Definition of motion control:
Motion control originated from early servo control. Simply put, motion control is the real-time control and management of the position, speed, and other parameters of moving mechanical parts, ensuring they move according to a predetermined trajectory and specified motion parameters. Early motion control technology developed alongside CNC technology, robotics, and factory automation. Early motion controllers were essentially independent, dedicated controllers, often requiring no additional processor or operating system. They could independently perform motion control functions, other functions required by technological processes, and human-machine interaction. These controllers can function as independent motion controllers. These controllers are primarily designed for specialized CNC machinery and other automated equipment, often with functions pre-designed according to the application industry's process requirements. Users only need to write application processing code files according to the protocol requirements and transmit them to the controller via RS232 or DNC , and the controller can then complete the relevant actions. These controllers often cannot be used across industries without adhering to their specific process requirements; their openness depends solely on the controller's processing code protocol, and users cannot reconfigure their motion control systems according to application requirements.
Motion control system composition
The basic architecture of a motion control system includes :
A motion controller is used to generate trajectory points ( desired output ) and close a position feedback loop. Many controllers can also internally close a velocity loop.
A driver or amplifier is used to convert control signals ( typically speed or torque signals ) from a motion controller into higher-power current or voltage signals. More advanced intelligent drives can close their own position and speed loops for more precise control.
An actuator, such as a hydraulic pump, cylinder, linear actuator, or motor, is used to output motion.
A feedback sensor, such as a photoelectric encoder, a rotary transformer, or a Hall effect device, is used to feed back the position of the actuator to the position controller in order to achieve the closure of the position control loop.
Numerous mechanical components are used to convert the motion of an actuator into the desired motion; these include gearboxes, shafts, ball screws, toothed belts, couplings, and linear and rotary bearings.
Typically, the functions of a motion control system include :
Speed control
Point-to-point control . There are many methods to calculate a motion trajectory, which are usually based on a velocity curve such as a triangular velocity curve, a trapezoidal velocity curve, or an S- shaped velocity curve.
Electronic gears ( or electronic cams ) . This means the position of the driven shaft mechanically follows the position of the driving shaft.

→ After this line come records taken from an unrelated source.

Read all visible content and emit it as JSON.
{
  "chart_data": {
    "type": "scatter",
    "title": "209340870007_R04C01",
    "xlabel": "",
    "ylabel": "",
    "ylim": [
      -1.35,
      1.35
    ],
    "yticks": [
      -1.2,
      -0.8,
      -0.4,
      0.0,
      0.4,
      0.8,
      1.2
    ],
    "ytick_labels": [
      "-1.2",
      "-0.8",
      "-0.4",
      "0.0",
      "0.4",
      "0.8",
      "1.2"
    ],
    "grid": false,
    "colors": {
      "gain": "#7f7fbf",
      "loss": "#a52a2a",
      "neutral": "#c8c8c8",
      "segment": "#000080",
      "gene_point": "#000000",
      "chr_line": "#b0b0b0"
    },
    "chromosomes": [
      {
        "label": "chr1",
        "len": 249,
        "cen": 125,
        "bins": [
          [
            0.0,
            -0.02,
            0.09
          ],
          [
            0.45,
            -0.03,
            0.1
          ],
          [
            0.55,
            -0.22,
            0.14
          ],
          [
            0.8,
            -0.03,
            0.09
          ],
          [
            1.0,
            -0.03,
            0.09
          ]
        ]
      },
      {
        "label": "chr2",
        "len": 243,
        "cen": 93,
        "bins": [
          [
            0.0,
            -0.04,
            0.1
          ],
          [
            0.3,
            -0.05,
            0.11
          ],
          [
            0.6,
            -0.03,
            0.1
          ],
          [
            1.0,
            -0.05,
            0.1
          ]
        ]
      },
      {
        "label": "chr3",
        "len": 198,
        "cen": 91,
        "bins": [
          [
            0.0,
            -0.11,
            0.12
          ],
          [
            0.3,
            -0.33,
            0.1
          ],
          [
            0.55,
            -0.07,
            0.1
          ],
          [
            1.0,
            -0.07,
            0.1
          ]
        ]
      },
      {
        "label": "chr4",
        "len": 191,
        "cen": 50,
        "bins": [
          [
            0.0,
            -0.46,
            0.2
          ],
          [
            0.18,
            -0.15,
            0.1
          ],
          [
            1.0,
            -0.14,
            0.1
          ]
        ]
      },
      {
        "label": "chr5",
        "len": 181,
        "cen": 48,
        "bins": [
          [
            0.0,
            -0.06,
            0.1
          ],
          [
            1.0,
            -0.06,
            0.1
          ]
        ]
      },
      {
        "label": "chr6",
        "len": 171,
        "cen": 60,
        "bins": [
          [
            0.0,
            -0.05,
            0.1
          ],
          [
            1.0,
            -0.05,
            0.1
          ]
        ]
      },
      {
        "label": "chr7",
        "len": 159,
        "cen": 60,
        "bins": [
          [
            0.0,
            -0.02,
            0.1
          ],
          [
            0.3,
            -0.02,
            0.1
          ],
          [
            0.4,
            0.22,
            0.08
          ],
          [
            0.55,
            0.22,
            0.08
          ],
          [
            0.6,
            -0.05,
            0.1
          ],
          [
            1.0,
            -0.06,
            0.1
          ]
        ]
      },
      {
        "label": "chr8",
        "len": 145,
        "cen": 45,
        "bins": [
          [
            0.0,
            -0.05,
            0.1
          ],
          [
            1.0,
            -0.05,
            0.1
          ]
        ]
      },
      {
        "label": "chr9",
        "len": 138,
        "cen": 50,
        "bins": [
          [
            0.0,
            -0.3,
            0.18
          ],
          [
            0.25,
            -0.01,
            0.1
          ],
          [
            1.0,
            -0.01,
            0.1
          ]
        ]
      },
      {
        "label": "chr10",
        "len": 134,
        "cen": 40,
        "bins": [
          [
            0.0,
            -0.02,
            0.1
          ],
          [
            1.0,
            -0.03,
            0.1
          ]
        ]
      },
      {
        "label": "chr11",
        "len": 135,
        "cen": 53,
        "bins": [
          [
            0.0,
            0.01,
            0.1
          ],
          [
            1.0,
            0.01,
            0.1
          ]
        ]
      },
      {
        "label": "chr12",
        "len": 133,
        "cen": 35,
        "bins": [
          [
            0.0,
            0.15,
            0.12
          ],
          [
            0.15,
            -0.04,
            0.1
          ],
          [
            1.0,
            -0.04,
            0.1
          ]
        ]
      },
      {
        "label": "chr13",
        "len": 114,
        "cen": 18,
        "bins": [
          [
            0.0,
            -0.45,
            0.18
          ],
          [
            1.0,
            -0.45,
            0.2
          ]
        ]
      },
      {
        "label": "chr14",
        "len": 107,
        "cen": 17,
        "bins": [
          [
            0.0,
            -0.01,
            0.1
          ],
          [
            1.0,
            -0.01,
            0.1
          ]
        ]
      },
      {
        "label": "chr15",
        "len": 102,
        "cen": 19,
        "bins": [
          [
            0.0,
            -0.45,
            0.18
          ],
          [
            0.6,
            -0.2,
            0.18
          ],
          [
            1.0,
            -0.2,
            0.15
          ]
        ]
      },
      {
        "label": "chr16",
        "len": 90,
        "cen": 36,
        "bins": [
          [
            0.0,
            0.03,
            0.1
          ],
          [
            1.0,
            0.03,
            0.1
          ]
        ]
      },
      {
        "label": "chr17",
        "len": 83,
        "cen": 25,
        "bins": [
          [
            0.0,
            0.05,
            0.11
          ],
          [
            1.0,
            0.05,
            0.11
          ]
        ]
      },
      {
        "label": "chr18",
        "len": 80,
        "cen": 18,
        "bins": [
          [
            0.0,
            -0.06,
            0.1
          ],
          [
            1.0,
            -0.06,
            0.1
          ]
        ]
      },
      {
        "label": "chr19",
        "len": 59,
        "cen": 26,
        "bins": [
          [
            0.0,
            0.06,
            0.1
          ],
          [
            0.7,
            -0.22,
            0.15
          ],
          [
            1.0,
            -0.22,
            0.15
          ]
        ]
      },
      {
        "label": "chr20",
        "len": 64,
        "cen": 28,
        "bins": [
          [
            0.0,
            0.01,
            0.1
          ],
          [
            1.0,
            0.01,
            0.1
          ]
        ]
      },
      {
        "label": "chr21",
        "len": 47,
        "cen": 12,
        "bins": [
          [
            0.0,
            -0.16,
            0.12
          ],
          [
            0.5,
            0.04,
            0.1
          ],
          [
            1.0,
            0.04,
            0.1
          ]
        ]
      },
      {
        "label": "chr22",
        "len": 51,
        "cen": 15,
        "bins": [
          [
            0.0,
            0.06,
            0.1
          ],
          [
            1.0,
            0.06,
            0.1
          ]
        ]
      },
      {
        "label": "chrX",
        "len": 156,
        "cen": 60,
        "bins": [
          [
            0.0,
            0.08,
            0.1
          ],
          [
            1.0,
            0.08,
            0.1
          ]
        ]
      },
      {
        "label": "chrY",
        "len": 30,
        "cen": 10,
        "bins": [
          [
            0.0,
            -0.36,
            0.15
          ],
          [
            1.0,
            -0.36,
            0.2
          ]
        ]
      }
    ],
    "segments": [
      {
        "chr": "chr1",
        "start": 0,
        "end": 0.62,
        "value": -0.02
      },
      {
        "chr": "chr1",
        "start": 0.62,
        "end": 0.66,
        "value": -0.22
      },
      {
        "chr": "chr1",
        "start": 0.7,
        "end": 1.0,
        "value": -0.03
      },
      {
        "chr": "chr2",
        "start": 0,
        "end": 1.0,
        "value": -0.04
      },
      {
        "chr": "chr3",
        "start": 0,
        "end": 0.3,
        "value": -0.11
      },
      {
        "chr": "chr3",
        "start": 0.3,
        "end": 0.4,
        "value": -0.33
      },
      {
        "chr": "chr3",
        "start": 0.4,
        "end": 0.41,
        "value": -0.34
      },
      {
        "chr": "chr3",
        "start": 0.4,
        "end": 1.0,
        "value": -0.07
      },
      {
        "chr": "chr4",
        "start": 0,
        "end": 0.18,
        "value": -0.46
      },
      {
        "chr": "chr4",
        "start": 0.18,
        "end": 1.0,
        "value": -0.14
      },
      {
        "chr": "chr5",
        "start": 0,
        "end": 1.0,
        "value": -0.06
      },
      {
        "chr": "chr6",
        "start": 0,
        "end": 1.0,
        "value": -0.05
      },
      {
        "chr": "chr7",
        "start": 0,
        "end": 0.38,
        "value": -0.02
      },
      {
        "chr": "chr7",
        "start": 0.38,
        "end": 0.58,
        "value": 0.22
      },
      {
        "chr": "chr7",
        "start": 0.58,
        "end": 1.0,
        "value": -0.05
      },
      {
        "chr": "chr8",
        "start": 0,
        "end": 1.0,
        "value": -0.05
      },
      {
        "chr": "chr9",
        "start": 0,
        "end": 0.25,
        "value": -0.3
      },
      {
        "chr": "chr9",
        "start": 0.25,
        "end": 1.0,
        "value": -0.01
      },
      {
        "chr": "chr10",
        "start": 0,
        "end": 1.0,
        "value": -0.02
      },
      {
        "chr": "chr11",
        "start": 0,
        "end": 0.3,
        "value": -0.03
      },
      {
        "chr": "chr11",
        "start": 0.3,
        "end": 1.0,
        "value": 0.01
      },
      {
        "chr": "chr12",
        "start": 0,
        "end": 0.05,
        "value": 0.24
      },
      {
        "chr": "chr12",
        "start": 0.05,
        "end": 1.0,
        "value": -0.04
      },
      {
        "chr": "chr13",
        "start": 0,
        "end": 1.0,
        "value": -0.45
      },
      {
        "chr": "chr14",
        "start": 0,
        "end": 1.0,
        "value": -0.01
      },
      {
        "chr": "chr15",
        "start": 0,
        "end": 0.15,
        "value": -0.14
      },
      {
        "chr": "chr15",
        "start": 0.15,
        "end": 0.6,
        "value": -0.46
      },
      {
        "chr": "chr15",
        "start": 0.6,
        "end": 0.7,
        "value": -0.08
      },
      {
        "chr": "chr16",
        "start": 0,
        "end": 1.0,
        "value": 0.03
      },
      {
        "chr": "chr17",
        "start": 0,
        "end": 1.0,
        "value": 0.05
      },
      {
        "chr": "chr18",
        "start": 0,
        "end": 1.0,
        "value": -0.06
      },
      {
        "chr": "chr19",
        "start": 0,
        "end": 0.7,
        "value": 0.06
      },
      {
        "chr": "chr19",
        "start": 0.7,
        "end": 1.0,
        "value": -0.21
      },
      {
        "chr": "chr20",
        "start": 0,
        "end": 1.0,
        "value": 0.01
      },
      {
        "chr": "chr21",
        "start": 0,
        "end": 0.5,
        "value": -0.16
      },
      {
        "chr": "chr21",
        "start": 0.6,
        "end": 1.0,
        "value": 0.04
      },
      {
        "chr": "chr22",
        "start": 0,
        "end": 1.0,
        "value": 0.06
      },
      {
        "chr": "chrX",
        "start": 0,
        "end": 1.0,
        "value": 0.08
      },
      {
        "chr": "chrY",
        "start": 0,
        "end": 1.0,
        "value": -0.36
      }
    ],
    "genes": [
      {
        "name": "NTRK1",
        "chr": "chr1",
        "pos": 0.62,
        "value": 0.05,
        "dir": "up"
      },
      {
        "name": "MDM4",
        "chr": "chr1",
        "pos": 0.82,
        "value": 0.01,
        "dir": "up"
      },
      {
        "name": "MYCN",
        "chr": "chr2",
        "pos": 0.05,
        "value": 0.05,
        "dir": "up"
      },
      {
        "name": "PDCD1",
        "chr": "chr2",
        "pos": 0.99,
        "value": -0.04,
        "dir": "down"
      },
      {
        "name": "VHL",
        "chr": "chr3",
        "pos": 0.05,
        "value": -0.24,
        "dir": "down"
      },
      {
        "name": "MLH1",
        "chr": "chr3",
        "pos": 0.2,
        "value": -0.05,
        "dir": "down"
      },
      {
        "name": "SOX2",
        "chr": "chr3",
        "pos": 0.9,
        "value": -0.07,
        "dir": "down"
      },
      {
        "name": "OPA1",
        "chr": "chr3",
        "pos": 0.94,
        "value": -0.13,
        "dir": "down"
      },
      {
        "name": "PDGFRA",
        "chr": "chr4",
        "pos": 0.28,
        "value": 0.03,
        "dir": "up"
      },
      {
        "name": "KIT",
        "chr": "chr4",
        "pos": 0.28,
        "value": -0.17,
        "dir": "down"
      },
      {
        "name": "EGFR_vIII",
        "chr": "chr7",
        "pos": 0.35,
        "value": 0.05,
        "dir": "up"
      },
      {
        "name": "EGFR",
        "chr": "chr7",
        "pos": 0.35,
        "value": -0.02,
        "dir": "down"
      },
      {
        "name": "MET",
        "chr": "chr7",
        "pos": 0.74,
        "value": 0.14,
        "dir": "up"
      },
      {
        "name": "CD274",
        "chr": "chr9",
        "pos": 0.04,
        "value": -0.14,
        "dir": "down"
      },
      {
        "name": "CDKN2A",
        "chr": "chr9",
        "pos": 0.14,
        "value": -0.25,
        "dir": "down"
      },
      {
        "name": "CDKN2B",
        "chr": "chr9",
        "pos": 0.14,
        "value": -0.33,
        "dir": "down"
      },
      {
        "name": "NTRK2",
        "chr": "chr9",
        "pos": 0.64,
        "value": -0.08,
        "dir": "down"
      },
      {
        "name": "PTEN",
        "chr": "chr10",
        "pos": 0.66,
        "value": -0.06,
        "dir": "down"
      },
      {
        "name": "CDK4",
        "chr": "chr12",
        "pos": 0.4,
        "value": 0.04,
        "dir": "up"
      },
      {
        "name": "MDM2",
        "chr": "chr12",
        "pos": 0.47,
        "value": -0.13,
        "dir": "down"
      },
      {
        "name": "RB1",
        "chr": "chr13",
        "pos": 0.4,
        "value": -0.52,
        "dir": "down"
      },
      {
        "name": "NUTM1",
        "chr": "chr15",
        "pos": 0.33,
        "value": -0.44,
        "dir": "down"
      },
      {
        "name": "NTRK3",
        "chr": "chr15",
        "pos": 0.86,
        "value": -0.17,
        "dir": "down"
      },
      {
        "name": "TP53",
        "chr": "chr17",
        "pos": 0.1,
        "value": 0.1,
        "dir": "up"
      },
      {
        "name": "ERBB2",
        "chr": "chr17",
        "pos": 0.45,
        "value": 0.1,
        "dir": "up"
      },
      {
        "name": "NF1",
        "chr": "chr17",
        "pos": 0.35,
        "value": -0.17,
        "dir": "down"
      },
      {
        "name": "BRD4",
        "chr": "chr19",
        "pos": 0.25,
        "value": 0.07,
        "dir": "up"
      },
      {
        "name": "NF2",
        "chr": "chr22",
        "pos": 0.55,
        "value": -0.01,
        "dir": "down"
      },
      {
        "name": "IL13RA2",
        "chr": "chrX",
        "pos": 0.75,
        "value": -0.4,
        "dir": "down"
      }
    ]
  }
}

A simple example is a system containing two turntables that rotate at a given relative angle. Electronic cams are more complex than electronic gears because they make the follow-up relationship between the driving and driven shafts a function. This curve can be non-linear, but it must be a functional relationship.
How to Choose a Motion Controller
1. Determine the type of servo motor based on the working characteristics of the equipment to be developed.
2. Determine the number of motor shafts to be controlled and the motor operating mode.
3. Determine the position detection and feedback mode, and select whether to use a photoelectric encoder, optical encoder, or magnetic encoder.
4. Determine the number of input/output switches.
5. Based on the above, select a suitable motion controller.